We’re still waiting.
The Voyager 1 space-probe has flown for 35 years but still hasn’t reached the outer edge of the solar system.
Also, one of John Borst’s lawsuits against Paso Robles’ water rate increases still hasn’t been decided. He filed it in 2009.
Also, California has 729 condemned prisoners on death row. Nobody’s been executed since 2006.
But be patient. Long-awaited things do sometimes happen, at least partially. Consider Thalidomide. It was a drug prescribed to pregnant women to relieve morning sickness.
In the 1950s and early ’60s, it caused major birth defects, such as no arms, in about 10,000 babies. The chief executive of the German manufacturer of Thalidomide finally apologized last Friday.
He spoke at the unveiling of a statue of an armless child. The company took the drug off the market in 1961. It was sold in 46 countries, but not the United States. The Food and Drug Administration wouldn’t approve it for pregnant women.
The company has resisted claims from Thalidomide victims for compensation. It does, however, contribute to a trust fund for the drug’s victims in Germany. Also, some victims in other countries have successfully sued the drug’s distributors.
The apology was 50 years late but it came, so, keep on waiting for Voyager 1 to reach deep space. It’s going 38,000 mph, more than 11 billion miles from the sun. One of these years, it will exit the solar system for good.
And John Borst’s lawsuit may be decided in a month. He led the opposition to Paso Robles’ recent water rate increases. He’s a plaintiff in two lawsuits.
One asserted that the latest increases needed voter approval. Two local judges ruled against him on that. He’s asked a state court of appeal to overturn that decision.
His other lawsuit seeks to force the city to refund earlier water and sewer rate increases, estimated at $8 million. Brooke Mayo and Teresa St. Clair of Paso Robles joined that suit. The judge in that case is waiting to hear the court of appeal’s decision on Borst’s other suit.

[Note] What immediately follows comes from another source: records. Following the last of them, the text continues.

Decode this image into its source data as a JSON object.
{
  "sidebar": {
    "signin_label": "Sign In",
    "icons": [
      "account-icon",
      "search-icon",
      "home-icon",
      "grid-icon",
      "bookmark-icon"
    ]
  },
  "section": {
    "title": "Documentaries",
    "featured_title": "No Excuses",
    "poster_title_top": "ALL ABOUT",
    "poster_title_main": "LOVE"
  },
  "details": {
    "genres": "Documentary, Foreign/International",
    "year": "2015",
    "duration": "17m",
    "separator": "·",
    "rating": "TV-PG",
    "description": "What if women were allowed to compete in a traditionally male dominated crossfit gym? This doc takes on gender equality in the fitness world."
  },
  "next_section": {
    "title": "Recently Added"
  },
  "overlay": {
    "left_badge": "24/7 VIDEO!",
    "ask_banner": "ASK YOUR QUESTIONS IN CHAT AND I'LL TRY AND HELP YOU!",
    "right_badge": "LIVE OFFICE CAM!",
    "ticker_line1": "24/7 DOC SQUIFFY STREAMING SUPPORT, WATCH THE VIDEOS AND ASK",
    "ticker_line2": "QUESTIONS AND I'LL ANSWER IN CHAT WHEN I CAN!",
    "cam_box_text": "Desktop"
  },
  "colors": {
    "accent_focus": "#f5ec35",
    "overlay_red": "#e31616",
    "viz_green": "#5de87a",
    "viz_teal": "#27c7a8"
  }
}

And the stalemate on death row may be ended this November by Proposition 34. Prop. 34 would replace the death penalty with life without parole.
California reinstated the death penalty in 1978. Since then, we’ve executed only 13 prisoners. Our last execution was in 2006. But since 1977, about 60 condemned prisoners have died naturally. Proponents of Prop. 34 argue that enforcing the death penalty since 1978 has cost California $4 billion. That argument may impress voters.